My problems with the film aside, there is no denying that when the film hits its stride – in the last hour – it never really lets up, and the end of the film is a pessimistic stunner. The film really is a slow descent into hell – turning the comic character of the detective into a tragic figure, as he watches as everything in his life goes to shit. The filmmaking is top notch – not as stylized as other Korean auteurs like Park-chan Wook or the previously mention Bong Joon-ho, writer/director Hong-jin Na does a good job of building this small town world – rundown, insular, suspicious of outsiders, etc. The film ends as it must – as it has built to – but it’s still a gut punch.
 
Still, I find it hard to argue that the film could have, and should have been shorter.

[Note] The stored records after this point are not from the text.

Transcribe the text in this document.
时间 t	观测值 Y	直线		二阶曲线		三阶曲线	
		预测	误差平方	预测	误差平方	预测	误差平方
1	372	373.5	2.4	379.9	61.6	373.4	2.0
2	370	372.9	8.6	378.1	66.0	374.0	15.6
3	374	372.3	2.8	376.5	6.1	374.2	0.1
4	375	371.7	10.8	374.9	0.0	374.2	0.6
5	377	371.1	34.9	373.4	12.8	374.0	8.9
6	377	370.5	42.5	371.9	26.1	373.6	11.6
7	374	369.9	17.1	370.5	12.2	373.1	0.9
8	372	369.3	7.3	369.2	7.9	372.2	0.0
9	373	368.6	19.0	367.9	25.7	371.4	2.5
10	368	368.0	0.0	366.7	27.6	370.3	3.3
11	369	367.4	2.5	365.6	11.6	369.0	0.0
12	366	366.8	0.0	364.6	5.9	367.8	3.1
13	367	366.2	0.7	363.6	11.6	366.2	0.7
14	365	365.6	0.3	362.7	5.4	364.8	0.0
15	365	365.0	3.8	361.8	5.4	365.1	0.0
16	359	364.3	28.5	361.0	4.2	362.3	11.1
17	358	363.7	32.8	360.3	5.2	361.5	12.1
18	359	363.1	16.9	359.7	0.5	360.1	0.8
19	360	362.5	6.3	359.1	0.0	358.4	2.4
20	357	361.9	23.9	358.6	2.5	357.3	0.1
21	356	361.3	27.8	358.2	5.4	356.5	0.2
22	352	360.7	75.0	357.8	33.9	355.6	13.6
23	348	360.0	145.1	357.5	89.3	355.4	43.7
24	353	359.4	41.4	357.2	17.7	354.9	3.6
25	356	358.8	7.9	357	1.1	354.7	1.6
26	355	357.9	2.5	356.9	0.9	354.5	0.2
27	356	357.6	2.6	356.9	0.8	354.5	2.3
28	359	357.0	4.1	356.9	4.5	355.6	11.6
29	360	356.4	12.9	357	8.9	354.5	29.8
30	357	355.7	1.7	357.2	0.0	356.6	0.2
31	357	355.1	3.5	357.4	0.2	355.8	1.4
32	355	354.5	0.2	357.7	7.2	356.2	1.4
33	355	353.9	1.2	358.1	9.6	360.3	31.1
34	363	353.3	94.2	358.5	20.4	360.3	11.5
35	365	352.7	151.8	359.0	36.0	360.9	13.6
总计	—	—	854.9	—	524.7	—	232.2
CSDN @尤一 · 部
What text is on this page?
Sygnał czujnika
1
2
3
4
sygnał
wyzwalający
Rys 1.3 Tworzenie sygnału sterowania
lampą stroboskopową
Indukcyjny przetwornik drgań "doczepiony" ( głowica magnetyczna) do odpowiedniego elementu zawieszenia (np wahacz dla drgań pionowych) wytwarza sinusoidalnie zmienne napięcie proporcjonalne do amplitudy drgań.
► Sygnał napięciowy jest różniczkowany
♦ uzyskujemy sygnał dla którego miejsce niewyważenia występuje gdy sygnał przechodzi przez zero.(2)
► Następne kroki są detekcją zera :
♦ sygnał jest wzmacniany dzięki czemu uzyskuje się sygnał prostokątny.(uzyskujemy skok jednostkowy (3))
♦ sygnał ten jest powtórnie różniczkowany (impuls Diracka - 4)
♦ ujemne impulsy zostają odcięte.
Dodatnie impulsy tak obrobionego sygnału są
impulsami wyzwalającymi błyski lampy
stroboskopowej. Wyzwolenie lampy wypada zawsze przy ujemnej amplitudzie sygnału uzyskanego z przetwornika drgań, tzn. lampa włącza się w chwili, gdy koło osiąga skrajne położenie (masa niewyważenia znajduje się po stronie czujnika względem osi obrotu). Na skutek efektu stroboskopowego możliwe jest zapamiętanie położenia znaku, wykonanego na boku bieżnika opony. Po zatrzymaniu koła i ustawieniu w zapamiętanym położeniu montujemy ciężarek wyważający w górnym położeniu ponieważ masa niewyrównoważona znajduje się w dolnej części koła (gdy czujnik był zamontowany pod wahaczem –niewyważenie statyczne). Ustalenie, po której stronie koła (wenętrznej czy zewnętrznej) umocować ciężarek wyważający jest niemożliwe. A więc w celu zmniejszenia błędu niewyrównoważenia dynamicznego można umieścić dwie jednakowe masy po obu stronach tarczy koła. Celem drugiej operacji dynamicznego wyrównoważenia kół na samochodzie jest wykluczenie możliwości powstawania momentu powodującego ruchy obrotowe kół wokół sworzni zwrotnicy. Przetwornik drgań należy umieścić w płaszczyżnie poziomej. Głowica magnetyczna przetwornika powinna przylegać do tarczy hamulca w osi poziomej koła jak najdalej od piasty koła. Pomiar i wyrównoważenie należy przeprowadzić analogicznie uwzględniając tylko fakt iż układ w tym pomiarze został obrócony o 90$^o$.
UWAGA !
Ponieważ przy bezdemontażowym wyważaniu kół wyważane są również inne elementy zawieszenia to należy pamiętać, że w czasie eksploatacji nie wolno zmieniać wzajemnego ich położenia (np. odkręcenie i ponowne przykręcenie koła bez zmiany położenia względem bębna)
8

I’m not usually one to complain about long runtimes (and, in an era where some people will binge watch an entire season of House of Cards or Orange is the New Black over the course of a weekend, I find others whining about them silly more often than not) – but here, it really does seem that Hong drags nearly everything out just a little bit longer than it needs to be – and when the film is over, and you reconstruct the plot in your head, it seems amazing that it took 156 minutes to get there). I meant to see both of Hong’s previous films – The Chaser and The Yellow Sea – but never got around to them. I’m glad I saw The Wailing – it is a superior genre film to be sure. But, what could have been one of the year’s best films at say 120 minutes is instead just a good one at 156 – sometimes less is more, and I cannot help but think that The Wailing may be one of those cases.